Now that we have a function that returns labels instead of printing them, we can use it to create a new column in our test set.

In [103]:
test_set['predicted'] = test_set['SMS'].apply(classify_test_set)
test_set.head(10)

Unnamed: 0,Label,SMS,predicted
0,ham,Later i guess. I needa do mcat study too.,ham
1,ham,But i haf enuff space got like 4 mb...,ham
2,spam,Had your mobile 10 mths? Update to latest Oran...,spam
3,ham,All sounds good. Fingers . Makes it difficult ...,ham
4,ham,"All done, all handed in. Don't know if mega sh...",ham
5,ham,But my family not responding for anything. Now...,ham
6,ham,U too...,ham
7,ham,Boo what time u get out? U were supposed to ta...,ham
8,ham,Genius what's up. How your brother. Pls send h...,ham
9,ham,I liked the new mobile,ham


Looking at the head of `test_set`, it seems our filter did pretty well at classifying the messages.

We can compare the predicted values with the actual labels for all 1,114 messages to measure how good our spam filter is with classifying new messages.

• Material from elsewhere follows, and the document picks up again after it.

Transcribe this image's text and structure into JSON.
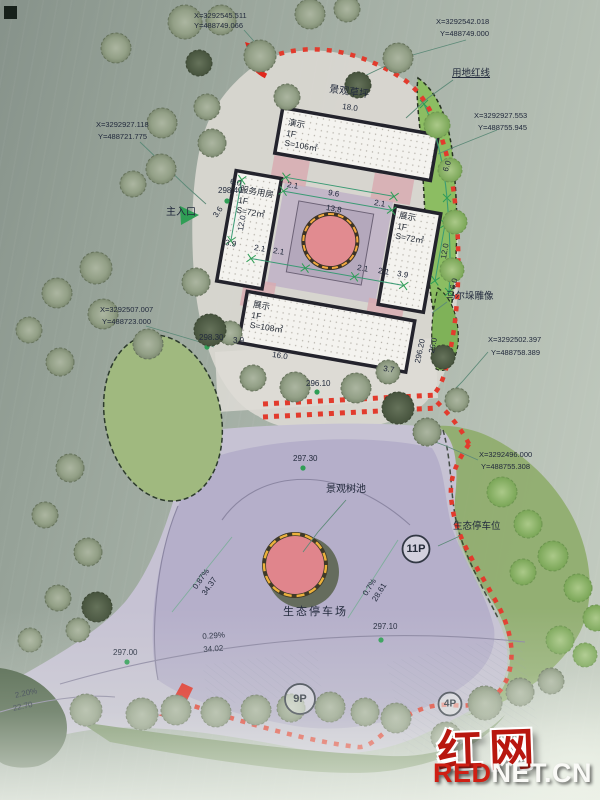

To make the measurement, we'll use **accuracy** as a metric:

$$Accuracy = \frac{number\:of\:correctly\:classified\:messages}{total\:number\:of\:classified\:messages}$$

In [104]:
correct = 0
total = len(test_set)

for index, row in test_set.iterrows():
    if row["Label"] == row["predicted"]:
        correct += 1
        
accuracy = correct / total
print(round(accuracy,4))

0.9874


Our spam filter has an accuracy of 98.74% on the test set. This is an excellent result.

## Conclusion

In this project, we managed to build a spam filter for SMS messages using the multinomial Naive Bayes algorithm. The filter had an accuracy of 98.74% on the test set, which is an excellent result. We initially aimed for an accuracy of over 80%, but we managed to do way better than that.

Potential next steps for this project would be:
* isolate the 14 messages that were classified incorrectly and try to figure out why the algorithm reached the wrong conclusions.
* Make the filtering process more complex by making the algorithm sensitive to letter case.